Fleisch und basische Ernährung?

Am 5. November 2018 von

Wer anfängt,  sich mit basischer Ernährung zu beschäftigen, ist oft schnell verwirrt, weil nicht immer klar ist, was damit eigentlich gemeint ist. Auch Therapeuten und Ernährungsberater vermischen hier oft zwei unterschiedliche Dinge.

Basische Ernährung sollte besser „basenreiche Ernährung“ genannt werden, denn meist ist von einer Ernährungsform die Rede. Bei der basenreichen Ernährung geht es vor allem darum, 4 bis 5 mal so viel Obst, Gemüse, Kartoffeln, Nüsse, Samen, Kräuter und Keimlinge zu essen als Fleisch, Wurst, Käse und Getreide, was einem Anteil von 70 bis 80 Prozent entspricht.

Viele Menschen meinen damit aber, dass man sich zu 100 Prozent mit Basenbildnern ernährt. Das ist dann wiederum Basenfasten. Basenfasten ist jedoch keine Ernährungsform, sondern ein Kur, die ich für einen begrenzten Zeitraum von 1 bis mehrere Wochen mache.

Die Frage, die sich stellt ist: wie sehen die 20 bis 30 Prozent Säurebildner aus?

Müssen sie vegan sein, oder vegetarisch oder dürfen Sie sogar aus Fisch und Fleisch bestehen? Die Antwort lautet: Alles ist möglich. Wenn Sie sich daher basenreich ernähren wollen, müssen Sie auf Fleisch oder Fisch nicht verzichten.

Was Sie wissen sollten ist, dass tierische Produkte, allen voran auch Hartkäse, starke Säurebildner sind. Es macht daher einen Unterschied, ob Sie zu ihrem Salat oder Gemüse Fleisch oder ein Vollkorngetreide essen. Mit starken Säurebildnern haben Sie die 20 bis 30 Prozent schneller erreicht.

Wenn Sie nun Vegetarier sind und viel Getreide und Käse essen, sind Sie nicht basischer unterwegs als ein Fleischesser. Im Gegenteil: Aus basischer Sicht ist ein Stück Biofleisch mit Salat oder Gemüse besser als eine Portion Spaghetti aus Weißmehl mit einer Gorgonzolasoße.

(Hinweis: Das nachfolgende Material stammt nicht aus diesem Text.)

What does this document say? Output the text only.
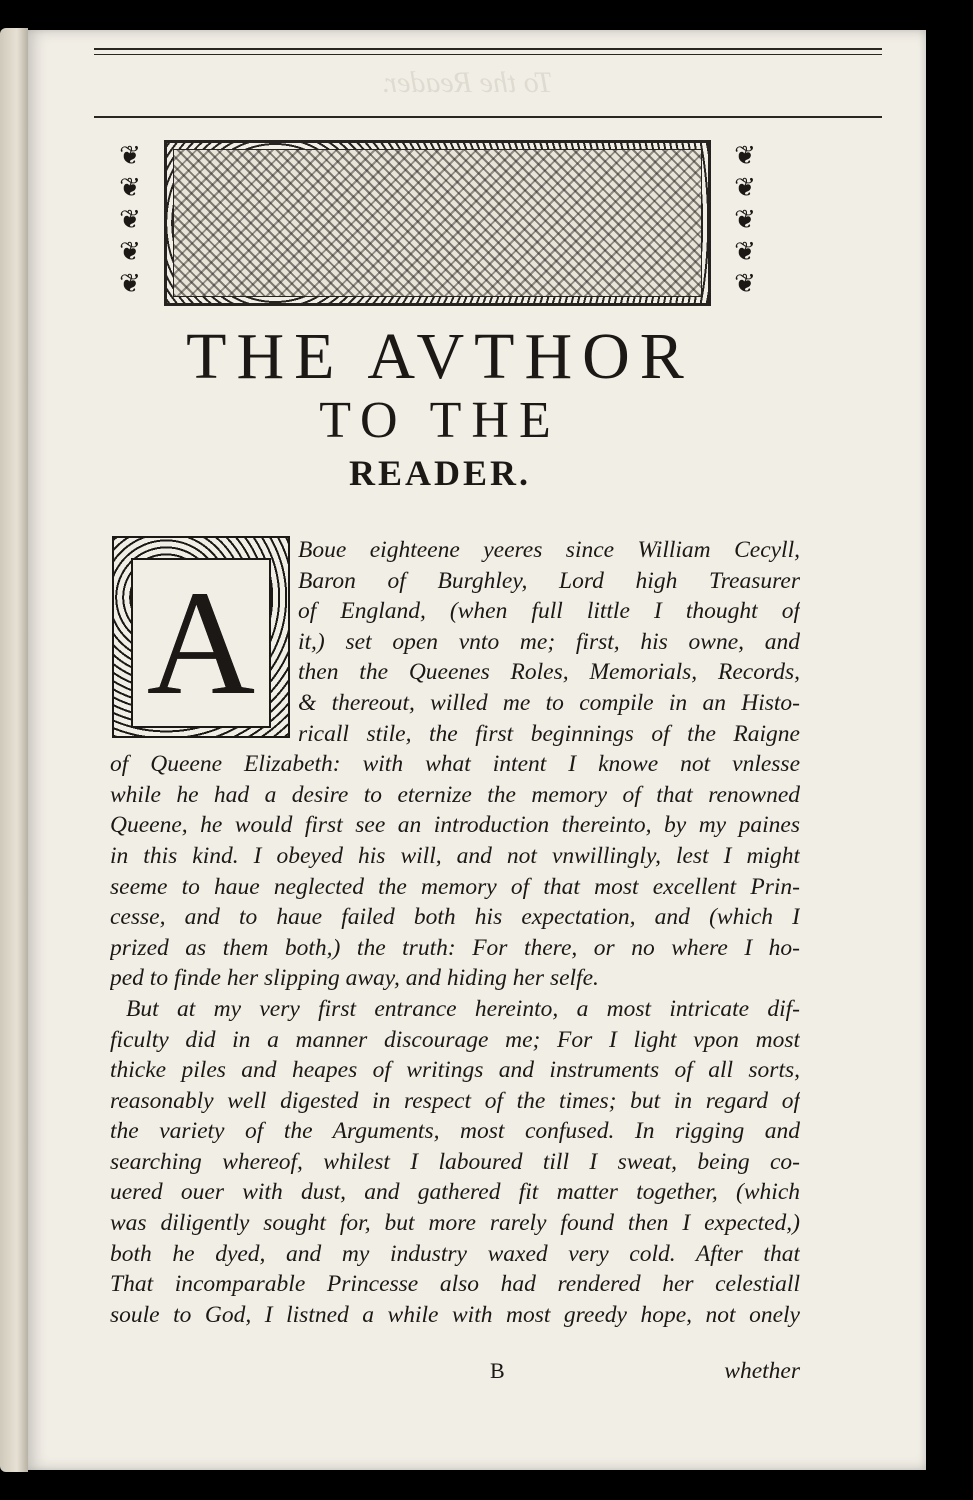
To the Reader.
❦
❦
❦
❦
❦
❦
❦
❦
❦
❦
THE AVTHOR
TO THE
READER.
A
Boue eighteene yeeres since William Cecyll,
Baron of Burghley, Lord high Treasurer
of England, (when full little I thought of
it,) set open vnto me; first, his owne, and
then the Queenes Roles, Memorials, Records,
& thereout, willed me to compile in an Histo-
ricall stile, the first beginnings of the Raigne
of Queene Elizabeth: with what intent I knowe not vnlesse
while he had a desire to eternize the memory of that renowned
Queene, he would first see an introduction thereinto, by my paines
in this kind. I obeyed his will, and not vnwillingly, lest I might
seeme to haue neglected the memory of that most excellent Prin-
cesse, and to haue failed both his expectation, and (which I
prized as them both,) the truth: For there, or no where I ho-
ped to finde her slipping away, and hiding her selfe.
But at my very first entrance hereinto, a most intricate dif-
ficulty did in a manner discourage me; For I light vpon most
thicke piles and heapes of writings and instruments of all sorts,
reasonably well digested in respect of the times; but in regard of
the variety of the Arguments, most confused. In rigging and
searching whereof, whilest I laboured till I sweat, being co-
uered ouer with dust, and gathered fit matter together, (which
was diligently sought for, but more rarely found then I expected,)
both he dyed, and my industry waxed very cold. After that
That incomparable Princesse also had rendered her celestiall
soule to God, I listned a while with most greedy hope, not onely
B	whether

Fleisch: Rib-Eye Steak auf dem Grill

In meinem Buch „Meine basische Küche“ finden bei jedem Gericht basische und saure Anhaltspunkte, um ein Gefühl für die Mengenverhältnisse zu bekommen.

Sollte jeder gleich viel Fleisch essen?

Das hängt vom Alter, vom Geschlecht und von der Stoffwechsellage ab. So kann ein junger gesunder Mann, der viel Sport macht, kann durchaus jeden Tag 1 mal Fleisch oder Fisch essen. Für eine Couchpotatoe gilt das natürlich nicht. Im Alter lässt bei allen Menschen die Nierenfunktion nach und der Verzehr an Fleisch sollte daher eingeschränkt werden, denn die Abbauprodukte von Eiweiß müssen über die Niere ausgeschieden  werden. Vor allem ältere Menschen mit Bewegungseinschränkungen sollten daher den Fleischkonsum reduzieren.

Bei Fleisch würde ich – wie bei allen Lebensmitteln – immer auf die Qualität und auf die Herkunft achten. Wenn schon, dann lieber etwas mehr bezahlen für ein Biofleisch aus der Region. Wer will schon Hormone und co. Im Essen und Fleisch, das um den halben Globus gereist ist? Ich bin ein unverbesserlicher Bio-Fan und kaufe alle meine Lebensmittel im Naturkostladen. Sie schmecken einfach besser.

Also: Wenn Sie nicht auf Fleisch verzichten möchten, können Sie trotzdem basenreich essen.